Using FFT's, and also assuming that as there is motion in the visual field of our robot;

As blobs move relative to each other, there will be a point of interference where once occludes another. These points can be used to determine the edges of the blobs more accurately than a simple color based edge detection scheme, since the pattern behind the occlusion edge will be more dynamic that the other edges.

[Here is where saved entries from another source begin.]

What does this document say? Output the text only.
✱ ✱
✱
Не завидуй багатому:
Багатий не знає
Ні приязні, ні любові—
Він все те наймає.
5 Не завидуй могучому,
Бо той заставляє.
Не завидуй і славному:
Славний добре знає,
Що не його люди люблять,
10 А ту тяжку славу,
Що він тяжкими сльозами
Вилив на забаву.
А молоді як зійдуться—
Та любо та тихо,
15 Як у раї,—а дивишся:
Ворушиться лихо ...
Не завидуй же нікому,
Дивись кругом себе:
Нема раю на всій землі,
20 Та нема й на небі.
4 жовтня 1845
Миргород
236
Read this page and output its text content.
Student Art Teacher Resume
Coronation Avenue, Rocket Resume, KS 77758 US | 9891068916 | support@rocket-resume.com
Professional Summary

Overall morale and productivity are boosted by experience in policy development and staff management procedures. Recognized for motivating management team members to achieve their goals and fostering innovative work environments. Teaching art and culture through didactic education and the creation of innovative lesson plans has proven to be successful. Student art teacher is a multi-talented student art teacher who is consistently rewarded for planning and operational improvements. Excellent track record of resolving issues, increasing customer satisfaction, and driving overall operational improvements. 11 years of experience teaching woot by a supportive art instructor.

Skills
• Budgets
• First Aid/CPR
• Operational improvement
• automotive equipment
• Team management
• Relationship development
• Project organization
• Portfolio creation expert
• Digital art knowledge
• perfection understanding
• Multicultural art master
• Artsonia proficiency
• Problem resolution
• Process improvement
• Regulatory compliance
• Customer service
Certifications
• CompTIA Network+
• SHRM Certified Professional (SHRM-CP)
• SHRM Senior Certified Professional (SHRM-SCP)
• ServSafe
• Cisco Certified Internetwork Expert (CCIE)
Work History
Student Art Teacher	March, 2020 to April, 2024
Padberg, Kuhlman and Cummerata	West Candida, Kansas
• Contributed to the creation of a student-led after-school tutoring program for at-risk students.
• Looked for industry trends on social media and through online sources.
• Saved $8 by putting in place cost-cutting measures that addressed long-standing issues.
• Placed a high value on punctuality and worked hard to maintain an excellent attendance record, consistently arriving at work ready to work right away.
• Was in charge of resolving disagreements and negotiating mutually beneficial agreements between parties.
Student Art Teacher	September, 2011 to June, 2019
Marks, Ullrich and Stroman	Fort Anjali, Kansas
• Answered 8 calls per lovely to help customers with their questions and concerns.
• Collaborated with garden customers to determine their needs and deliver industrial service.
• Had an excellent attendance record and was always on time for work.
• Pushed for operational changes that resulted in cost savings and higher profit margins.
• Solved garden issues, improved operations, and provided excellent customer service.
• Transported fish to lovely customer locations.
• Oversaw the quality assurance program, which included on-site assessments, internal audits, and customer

Removing the motion component:
Added to this, we can detect the fundamental frequencies on the surface of a blob. These frequencies could then be used to generate a new bitmap that contains the characteristic frequencies of the different areas of the bitmap, and may be able to better detect the boundaries of objects than using these simple color based techniques. Sudden transitions from one frequency to the other should be easily detectable because of the sudden change in the characteristic frequency. Slopes in 3-space should also be easy to detect based on the Gradual shift of the frequency of an object.

Another idea:
What if the frequency map is in fact a pair of frequency maps, where one is the actual fundamental, and the second is composed of RELATIVE frequencies, meaning that the harmonics are analysed, and the relations of the frequencies to each other determine wether they are the same object. To use a musical analogy, you can slide a minor fifth chord up the scale slowly, but it is still clearly a minor fifth. This way, slopes of an object could be determined to likely be parts of the same object, despite occlusion/discontinuities in the target image. This map would need to have a way of mapping these relationships in a manner that is not storage space intensive. Perhaps a stack of harmonic #'s paired with their relative amplitudes, and a limit on the number recorded harmonics (8 maybe?)

As yet another idea, we could use 2D FFT to determine velocities of target objects, and their actual distances based on the scale of their patterns.

All of this would need to be implemented in an FPGA of course, but that is not the kind of obstacle that it used to be.